Elle est le fondement sur lequel notre société à l’équilibre toujours précaire peut encore prendre appui. Personne n’a le droit d’y toucher. Tout le monde a le devoir de la défendre et de la consolider.

Elisabeth Guigou
Ancienne Ministre PS
Pourquoi l’adoption par un couple homosexuel serait-elle une mauvaise solution ? Parce que le droit, lorsqu’il crée des filiations artificielles, ne peut ni ignorer, ni abolir la différence entre les sexes. […] Je veux être parfaitement claire : je reconnais totalement le droit de toute personne à avoir la vie sexuelle de son choix. Mais je dis avec la plus grande fermeté que ce droit ne doit pas être confondu avec un hypothétique droit à l’enfant.

Mgr Herbreteau
Évêque d'Agen
On ne bâtit pas une institution comme le mariage uniquement à partir de sentiments. De même, lorsque l'on dit : D'autres pays d'Europe l'ont bien fait, pourquoi pas nous ? L’argument n’est pas vraiment juste. Peu de pays, en fait, ont élaboré le même type de projet. À travers cette institution, la société reconnaît et protège le libre engagement de l’homme et de la femme dans le respect mutuel, la fidélité et l'ouverture à la vie. 250000 mariages sont célébrés en France chaque année et c'est toujours un événement important pour ceux qui s'y engagent.

Mgr Jordan
Archevêque de Reims
Le mariage pour tous n'a jamais existé et ne peut pas exister. Le mariage, c'est un homme, une femme et, si possible des enfants. On ne peut pas sortir de cela, c'est notre nature, et aussi l'un des fondements de notre civilisation. La société elle-même a déjà placé des interdits immémoriaux : on ne peut pas, par exemple, épouser un proche parent, ou plusieurs personnes en même temps. Donc toute situation de couple n'est pas mariage.
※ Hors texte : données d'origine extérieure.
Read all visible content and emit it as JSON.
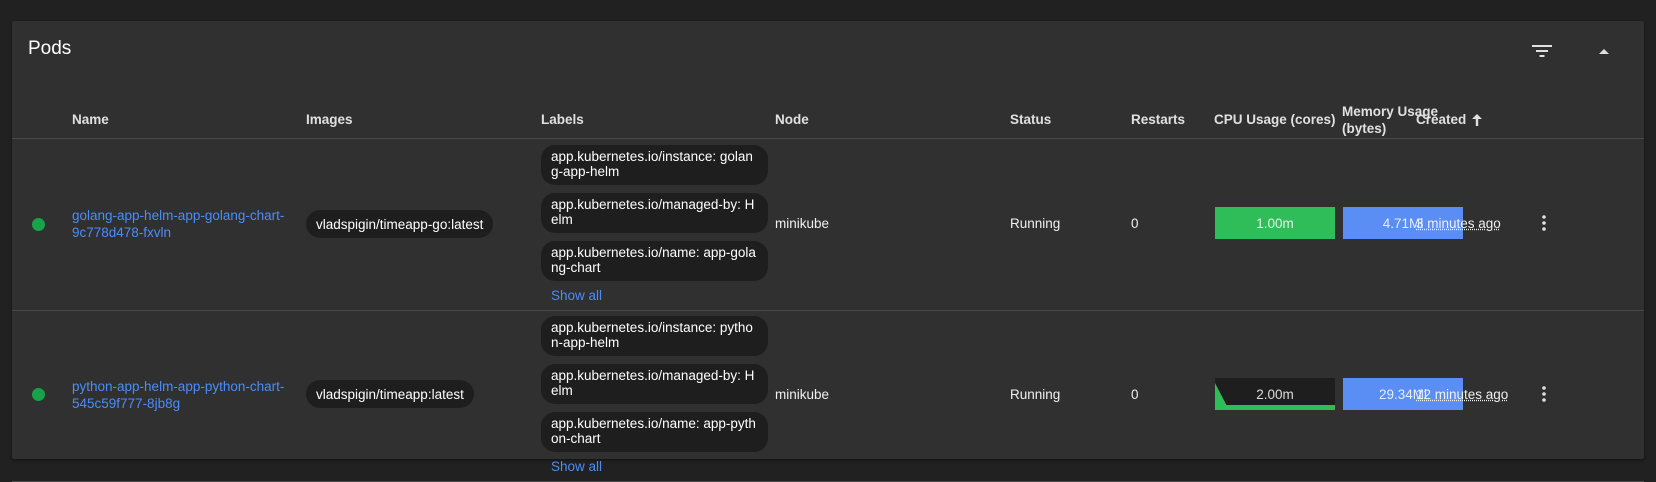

Il ne suffit pas de dire que, du moment qu'on s'aime, on peut se marier.

Mgr Joseph
Métropolite
Ouvrir le mariage à des personnes de même sexe consiste à supprimer le caractère référentiel de l’image biblique du couple de l’homme et de la femme, image qui renvoie à l’anthologie biblique mais aussi à la finalité structurelle de la constitution d’un tel couple, à savoir l’enfant et la perpétuation du genre humain.

Bernadette Laclais
Député PS de Savoie
[...] Mais au nom de l'égalité des droits entre adultes, faut-il créer par la loi des inégalités entre enfants ? Certes ces inégalités existent déjà entre enfants de conditions différentes, mais elles sont le résultat de parcours de vie, de situations de fait. [...] Mais cela suffit-il à admettre que, par l'a priori de la loi, des enfants auront à grandir avec des parents de même sexe, et d'autres avec des parents de sexes différents ?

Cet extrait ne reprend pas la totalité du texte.